As a first exercise, while learning golang, I decided to implement a regular categorical decision tree. I'm sure the style is horrible and many golang conventions are violated. Additionally, I didn't teach myself how to package golang files appropriately, so everything is under package main.
- intSample - this struct holds a single data point for use in prediction
- NewIntSample - init function (not a method)
- Feature - method returns the value associated with the named feature
- intFeature - this is just an int slice
- Filter - this method takes in an equal length []bool mask and returns the filtered feature
- NumSamples - Returns the length of the feature
- Get - gets the element in position idx
- Unique - returns a dictionary mapping the unique elements to their counts
- Entropy - calculates the entropy of the feature using log2
- String - converts the feature to a string for printing
- intDataset - This is the main dataset type used as an input to the decision tree
- Note - I might want to consider breaking out the target from the features.
- NewIntDataset - initialization function (not a method)

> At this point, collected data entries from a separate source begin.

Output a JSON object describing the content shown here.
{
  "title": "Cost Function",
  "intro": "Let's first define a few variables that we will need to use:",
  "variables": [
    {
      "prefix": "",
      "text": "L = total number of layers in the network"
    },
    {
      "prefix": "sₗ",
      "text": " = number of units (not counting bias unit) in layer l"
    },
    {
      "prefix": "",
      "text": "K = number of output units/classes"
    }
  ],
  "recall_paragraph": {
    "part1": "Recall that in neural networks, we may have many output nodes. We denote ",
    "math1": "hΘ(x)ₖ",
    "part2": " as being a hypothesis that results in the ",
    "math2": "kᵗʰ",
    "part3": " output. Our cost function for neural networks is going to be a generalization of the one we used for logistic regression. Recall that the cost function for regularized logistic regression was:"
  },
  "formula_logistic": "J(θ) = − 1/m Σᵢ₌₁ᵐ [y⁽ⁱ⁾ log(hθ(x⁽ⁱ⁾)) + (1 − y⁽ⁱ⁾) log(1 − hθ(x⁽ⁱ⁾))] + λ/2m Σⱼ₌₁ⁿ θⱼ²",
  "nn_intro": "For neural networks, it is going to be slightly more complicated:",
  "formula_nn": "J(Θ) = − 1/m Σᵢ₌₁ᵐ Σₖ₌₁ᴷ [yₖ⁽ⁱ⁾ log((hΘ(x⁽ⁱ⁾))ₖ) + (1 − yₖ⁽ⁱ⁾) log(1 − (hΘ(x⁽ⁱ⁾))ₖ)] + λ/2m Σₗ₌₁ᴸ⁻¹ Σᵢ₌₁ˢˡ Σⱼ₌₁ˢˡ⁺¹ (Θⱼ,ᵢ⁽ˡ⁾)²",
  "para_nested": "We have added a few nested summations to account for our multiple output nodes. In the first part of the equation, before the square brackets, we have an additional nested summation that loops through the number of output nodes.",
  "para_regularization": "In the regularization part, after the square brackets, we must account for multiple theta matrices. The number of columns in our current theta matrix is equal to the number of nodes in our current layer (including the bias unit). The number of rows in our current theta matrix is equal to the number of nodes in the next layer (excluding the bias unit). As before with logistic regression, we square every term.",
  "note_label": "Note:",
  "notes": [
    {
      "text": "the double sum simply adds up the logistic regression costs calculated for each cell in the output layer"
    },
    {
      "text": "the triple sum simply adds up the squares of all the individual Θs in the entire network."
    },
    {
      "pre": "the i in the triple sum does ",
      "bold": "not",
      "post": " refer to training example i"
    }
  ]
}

- NumFeatures - returns the number of features (including the target) included in the dataset
- NumSamples - the number of training samples provided
- GetFeature - returns the intFeature corresponding to the named feature
- SubsetByFeature - takes in a feature name, returns a partition of the dataset based on the feature
- MutualInformation - calculates the mutual information or information gan between the target and the supplied feature
- MajorityClass - returns the most commonly occurring class in the target
- String - String method for printing
- decisionTree - this is a helper type used to recursively form the tree, you can mostly ignore it
- NewDecisionTree - init function (not method), called by NewDecisionTreeLearner
- Predict - takes in an intSample and provides a prediction
- Depth - returns the depth of the tree
- DecisionTreeLearner - the main type of the project
- NewDecisionTreeLearner - takes in tree parameters and a dataset and initializes a new trained tree
- Predict - predicts the class of an intSample
- Depth - returns the depth of the decision tree